What kind of varmints? Id lean towards a 223 if you have coyotes or if you want to shoot much past 200 yds. Ammo is cheaper and there are a lot more choices in both guns and ammo selections


----------



## alleyyooper (Apr 22, 2005)

Yup lots of good varmit round out there today. 22-250, 220 swift 204 ruger 243 win.
but the question was 223 or 17
223 rounds are cheaper than 17's due to the fact that is a milatary round and that seems to always bring the price down and make them more popular. I would almost bet you could find 223 rounds in just about any US town. Wouldn't even think of making that bet on the 17 my self.
If your set on those two choices go with the 223.

 Al


----------



## tyusclan (Jan 1, 2005)

Between those two, I would also choose the .223.


----------



## Guest (Oct 15, 2006)

Here in Oklahoma the 223 with a 55 grain bullet is just legally big enough to deer hunt with. But you can buy the varmint rounds at 45 grain hollow points to use for varmint hunting. So I would say the 223 would make a better all around gun.

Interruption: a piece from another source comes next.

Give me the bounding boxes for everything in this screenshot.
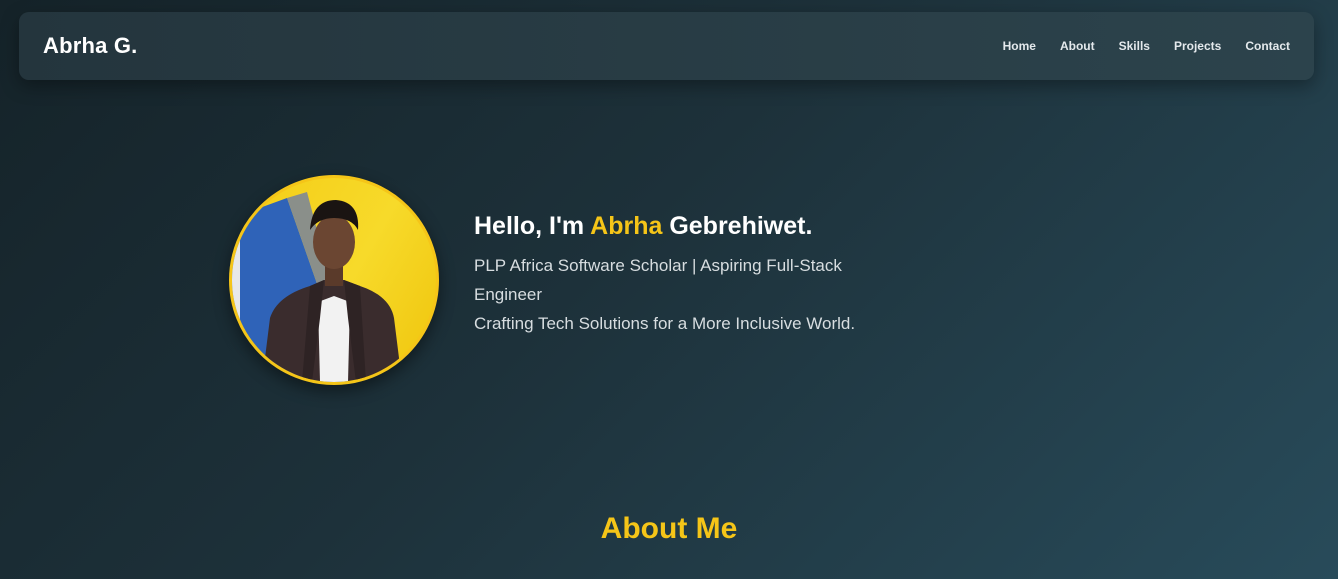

However, I'm not a varmit hide hunter so I would have no ideal what kind of damage it would do to smaller varmints such as raccoons and bobcats.


----------



## LindaVistaFarm (Jul 22, 2006)

The 17hmr is an excellent round for anything you would nornally use a 22 mag for with the exception that it is useable for about another 100 yards. The 223 is an accurate round and it is cheaper than the 17 due to the military surplus. I kill ground hogs out to over 500 yards with it using the 55 grain fmj. Instant kills and if you go for fur, the solid will not damage the skins as bad as a expanding bullet. Another + for the 223 is the fact of the rounds being cheap so you can afford to shoot more. More practice means more hits. I am a ex-Marine sniper and I love the long shots. I would go for the 223. Almost forgot another + for the 223. The 223 will not burn out the barrel as fast as a hotter round will.

Johnny


----------



## Trapper (Jun 2, 2006)

After owning and using both cal. guns the .223 is my choice hands down. While the .17 did okay with fox and at times with close shots on coyotes (within 50 yards) it just didn't have the knockdown staydown punch needed. Heck I even had a few .17 bounce of the skulls of racoons while calling, and these shots were within 15 yards. :shrug: The .223 besides the cheaper ammo gave me a better result for the effort on coyotes and even used it to harvest a couple of deer. For the **** I have dropped done to a .22 mag and surprisingly the results have been better.  I have since parted with the .17 and don't miss it. Good luck, Trapper


----------